If the windowsill orchids suddenly form too many aerial roots that protrude above the edge of the pot, then the question arises: should they be cut off or is it better not to remove them? Especially in January and February, this question about orchid care is very topical. Because now the exotics are repotted. In this article we will tell you what needs to be considered.
Table of contents
- Orchid care: Remove the aerial roots or leave them?
- Repotting orchids: January and February is the right time to do it.
Orchids care: Remove the aerial roots or leave them?
All orchid owners quickly notice that their orchids form numerous aerial roots. These are grayish to light green in color and often stick out over the edge of the flower pot. Sometimes these roots look like they have dried out.
For many people, this raises the question of how you should deal with it. It is very topical, especially in winter. Because in January, the flowering period of most houseplants comes to an end, and then there is an opportunity to repot the orchids. Should you perhaps also shorten the aerial roots in the process? Or even remove them completely?
What is the function of the aerial roots?
The aerial roots fulfill important functions. Similar to how the underground roots of other plants absorb nutrients and moisture through the soil, aerial roots can do this through the air. Therefore, under no circumstances should they be shortened or removed, as this will have a negative effect on the plant. It will produce fewer flowers, grow slower and may even die.
Aerial roots are especially important for houseplants. These roots function similarly to those found in nature and are therefore much less likely to rot. Therefore, the “normal” root balls are often covered with special substrate for orchids. Therefore, you can not immediately see when the orchid strongly roots the tub. Then again and again it happens that the root balls rot. In this case, the aerial roots can save the plant, because they still work well.
Why do some orchids form a lot of aerial roots?
How much aerial roots an orchid forms depends first of all on the species and then on the variety.
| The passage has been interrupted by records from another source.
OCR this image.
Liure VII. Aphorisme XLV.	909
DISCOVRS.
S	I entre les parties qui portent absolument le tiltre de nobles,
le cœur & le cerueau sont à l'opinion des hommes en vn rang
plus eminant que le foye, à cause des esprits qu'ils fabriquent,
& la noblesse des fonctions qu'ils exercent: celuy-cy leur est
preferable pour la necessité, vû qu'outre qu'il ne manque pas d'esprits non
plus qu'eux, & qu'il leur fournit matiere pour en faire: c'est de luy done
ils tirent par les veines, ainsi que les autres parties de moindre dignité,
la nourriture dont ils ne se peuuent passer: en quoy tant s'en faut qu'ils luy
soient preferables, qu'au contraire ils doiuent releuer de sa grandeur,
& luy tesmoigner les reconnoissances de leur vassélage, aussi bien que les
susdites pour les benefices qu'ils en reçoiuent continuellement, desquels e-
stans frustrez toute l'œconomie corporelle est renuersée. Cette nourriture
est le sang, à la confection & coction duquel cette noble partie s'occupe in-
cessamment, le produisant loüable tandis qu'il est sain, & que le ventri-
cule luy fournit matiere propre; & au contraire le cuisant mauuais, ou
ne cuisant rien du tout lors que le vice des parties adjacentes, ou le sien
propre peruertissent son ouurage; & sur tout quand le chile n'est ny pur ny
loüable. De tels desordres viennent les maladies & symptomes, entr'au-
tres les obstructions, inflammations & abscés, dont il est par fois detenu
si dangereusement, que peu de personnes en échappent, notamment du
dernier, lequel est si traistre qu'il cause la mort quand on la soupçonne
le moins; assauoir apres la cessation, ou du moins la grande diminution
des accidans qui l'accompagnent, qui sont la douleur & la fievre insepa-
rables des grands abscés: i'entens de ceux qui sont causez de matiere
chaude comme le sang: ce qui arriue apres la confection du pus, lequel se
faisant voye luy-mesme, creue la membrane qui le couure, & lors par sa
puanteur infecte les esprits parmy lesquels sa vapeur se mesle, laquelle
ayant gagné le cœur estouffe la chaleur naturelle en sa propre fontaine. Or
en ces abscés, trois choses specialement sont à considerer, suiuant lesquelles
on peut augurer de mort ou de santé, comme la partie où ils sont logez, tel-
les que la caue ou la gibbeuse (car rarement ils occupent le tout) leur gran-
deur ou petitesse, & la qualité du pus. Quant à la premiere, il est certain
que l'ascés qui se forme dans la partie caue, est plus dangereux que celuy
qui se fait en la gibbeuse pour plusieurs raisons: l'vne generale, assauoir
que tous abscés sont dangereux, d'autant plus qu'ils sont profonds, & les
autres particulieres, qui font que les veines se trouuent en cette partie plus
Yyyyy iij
Some orchids form very many aerial roots and others very few.
Orchid care: redirect instead of cut off
For those who are bothered by the sight, at least some aerial roots can be redirected into the container. This is best done when repotting. The root balls are planted in a non-transparent pot with substrate. This pot is then placed in a transparent decorative pot. The aerial roots are directed down into the transparent pot. However, if you choose this option, you should make sure that the aerial roots are not in water. The decorative pot should be completely dry, that is, without standing watering.
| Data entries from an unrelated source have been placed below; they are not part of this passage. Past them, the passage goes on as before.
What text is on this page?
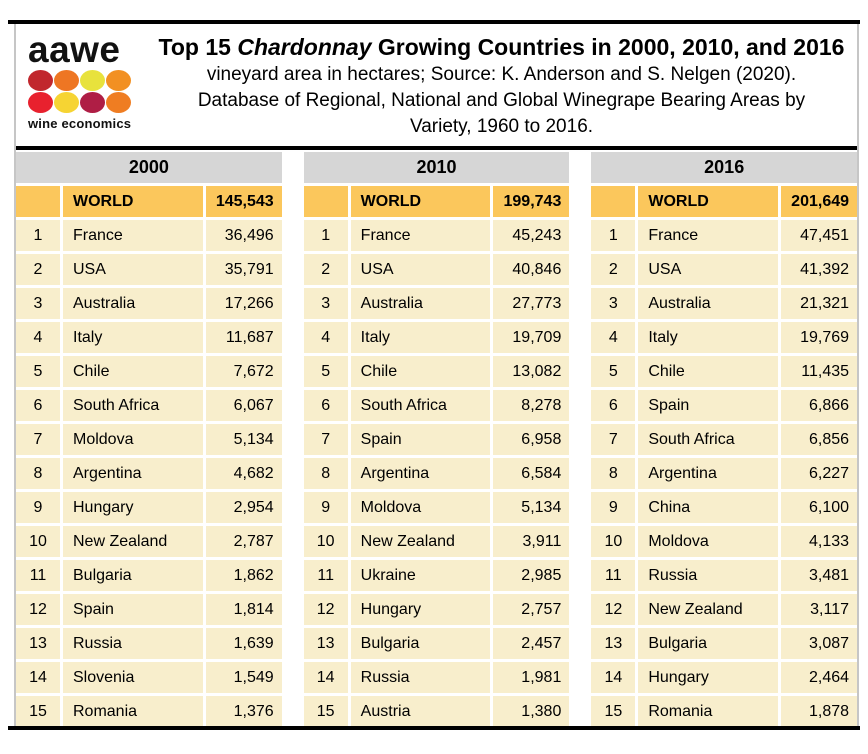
aawe
wine economics
Top 15 Chardonnay Growing Countries in 2000, 2010, and 2016
vineyard area in hectares; Source: K. Anderson and S. Nelgen (2020).
Database of Regional, National and Global Winegrape Bearing Areas by
Variety, 1960 to 2016.
2000
WORLD	145,543
1	France	36,496
2	USA	35,791
3	Australia	17,266
4	Italy	11,687
5	Chile	7,672
6	South Africa	6,067
7	Moldova	5,134
8	Argentina	4,682
9	Hungary	2,954
10	New Zealand	2,787
11	Bulgaria	1,862
12	Spain	1,814
13	Russia	1,639
14	Slovenia	1,549
15	Romania	1,376
2010
WORLD	199,743
1	France	45,243
2	USA	40,846
3	Australia	27,773
4	Italy	19,709
5	Chile	13,082
6	South Africa	8,278
7	Spain	6,958
8	Argentina	6,584
9	Moldova	5,134
10	New Zealand	3,911
11	Ukraine	2,985
12	Hungary	2,757
13	Bulgaria	2,457
14	Russia	1,981
15	Austria	1,380
2016
WORLD	201,649
1	France	47,451
2	USA	41,392
3	Australia	21,321
4	Italy	19,769
5	Chile	11,435
6	Spain	6,866
7	South Africa	6,856
8	Argentina	6,227
9	China	6,100
10	Moldova	4,133
11	Russia	3,481
12	New Zealand	3,117
13	Bulgaria	3,087
14	Hungary	2,464
15	Romania	1,878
When does it make sense to remove the aerial roots?
In some cases, however, it may be necessary to cut off the aerial roots after all. This is necessary when they have dried. In this case, you can shorten them or remove them completely. This is best done when repotting . Water, or even better, immerse the orchid in the water until it becomes full. Then it is much easier to remove the roots.
Orchids care: do you need to water the aerial roots?
No, you do not need to water the aerial roots. They take the moisture from the air. The problem arises when the air is very dry. Therefore, the exotics feel best when the humidity is above 40%. Misting the aerial roots occasionally can help with dry air. Alternatively, you can fill the decorative pot with river stones and then moisten them regularly. They will gradually release moisture.
Ensure optimal light conditions
Optimally, aerial roots should be a silvery color when dry and turn bright green when you moisten them. Indirect light is perfect for the orchid. Choose a sunny spot in the room. Direct sunlight, however, can burn the delicate roots. Unlike the root balls, they are not protected by the substrate and can be damaged. In this case, they become brittle and turn brown or black. In this case, pruning is also advisable if you still want to save the plant.
Repot orchids: January and February is the right time.
If the aerial roots are too long or the root balls have completely rooted through the substrate, then you should repot the orchid. The best time to do this is after the end of the flowering period or, alternatively, just before the flowering period. For most varieties, that means January to February.
First, carefully loosen the root balls from the substrate and remove them from the pot. Check them for rot and pests. The root balls should be silver and moist to the touch. If some roots feel soggy, soft or brittle, if they are black or brown, cut them off. If the roots are completely gray, then they are too dry.